PulseDB_MIMIC.zip, PulseDB_MIMIC.zip.001, PulseDB_MIMIC.zip.002, PulseDB_MIMIC.zip.003, PulseDB_MIMIC.zip.004 , PulseDB_MIMIC.zip.005, PulseDB_MIMIC.zip.006, PulseDB_MIMIC.zip.007, PulseDB_MIMIC.zip.008, PulseDB_MIMIC.zip.009, PulseDB_MIMIC.zip.010, PulseDB_MIMIC.zip.011, PulseDB_MIMIC.zip.012, PulseDB_MIMIC.zip.013, and PulseDB_MIMIC.zip.014, are data derived from the MIMIC-III Waveform Database Matched Subset: https://physionet.org/content/mimic3wdb-matched/1.0/
These files are made available under the Open Database License (ODbL): http://opendatacommons.org/licenses/odbl/1.0/. Any rights in individual contents of the database are licensed under the Database Contents License: http://opendatacommons.org/licenses/dbcl/1.0/
Refer to LICENSE_PulseDB_MIMIC for details.

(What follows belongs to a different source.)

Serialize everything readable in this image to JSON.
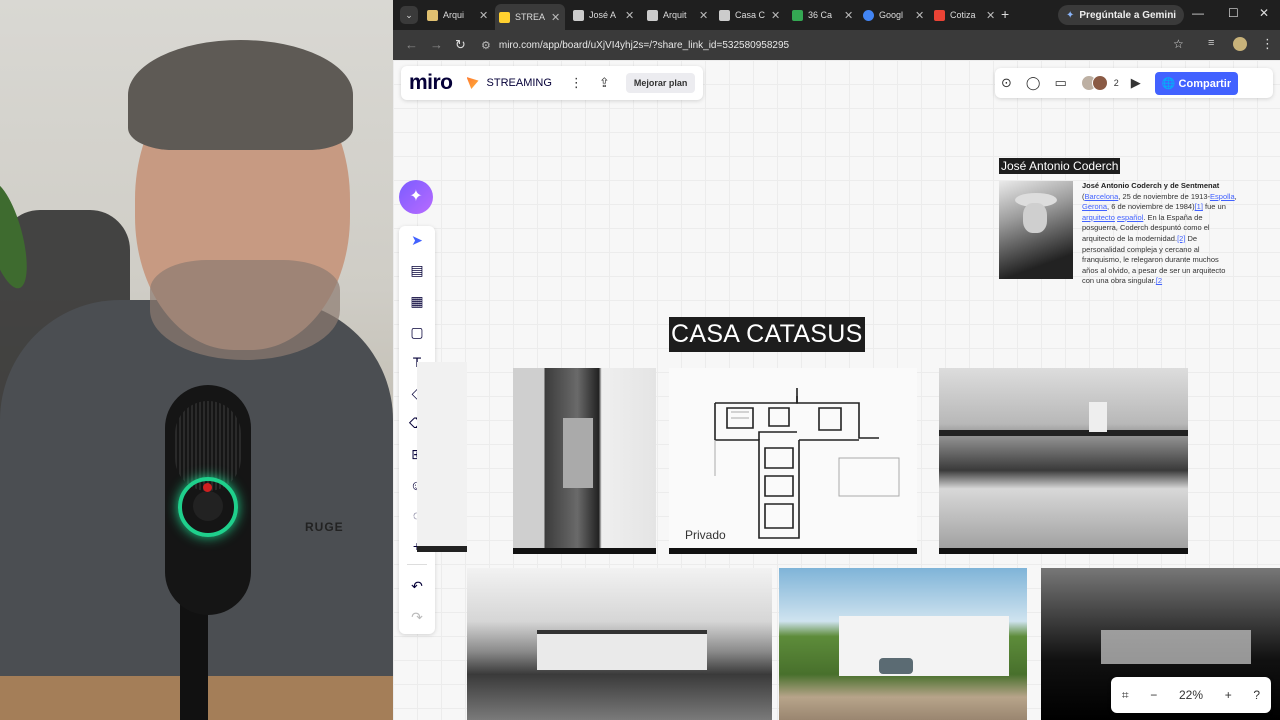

PulseDB_Vital.zip, PulseDB_Vital.zip.001, PulseDB_Vital.zip.002, PulseDB_Vital.zip.003, PulseDB_Vital.zip.004, PulseDB_Vital.zip.005, PulseDB_Vital.zip.006, PulseDB_Vital.zip.007, and PulseDB_Vital.zip.008, are data derived from the VitalDB dataset: https://vitaldb.net/dataset/
These files are made available under the Attribution-NonCommercial-ShareAlike 4.0 International (CC BY-NC-SA 4.0) License: https://creativecommons.org/licenses/by-nc-sa/4.0/
Refer to LICENSE_PulseDB_Vital for details.
PulseDB_Info.mat, Train_Info.mat, CalBased_Test_Info.mat, CalFree_Test_Info.mat, AAMI_Test_Info.mat, AAMI_Cal_Info.mat, VitalDB_Train_Info.mat, VitalDB_CalBased_Test_Info.mat, VitalDB_CalFree_Test_Info.mat, VitalDB_AAMI_Test_Info.mat, VitalDB_AAMI_Cal_Info.mat, and Generate_Subsets.m, are information regarding to generation of the Training, Calibration, and Testing Subsets of PulseDB
These files are made available under the Attribution-NonCommercial-ShareAlike 4.0 International (CC BY-NC-SA 4.0) License: https://creativecommons.org/licenses/by-nc-sa/4.0/
Refer to LICENSE_PulseDB_Info for details.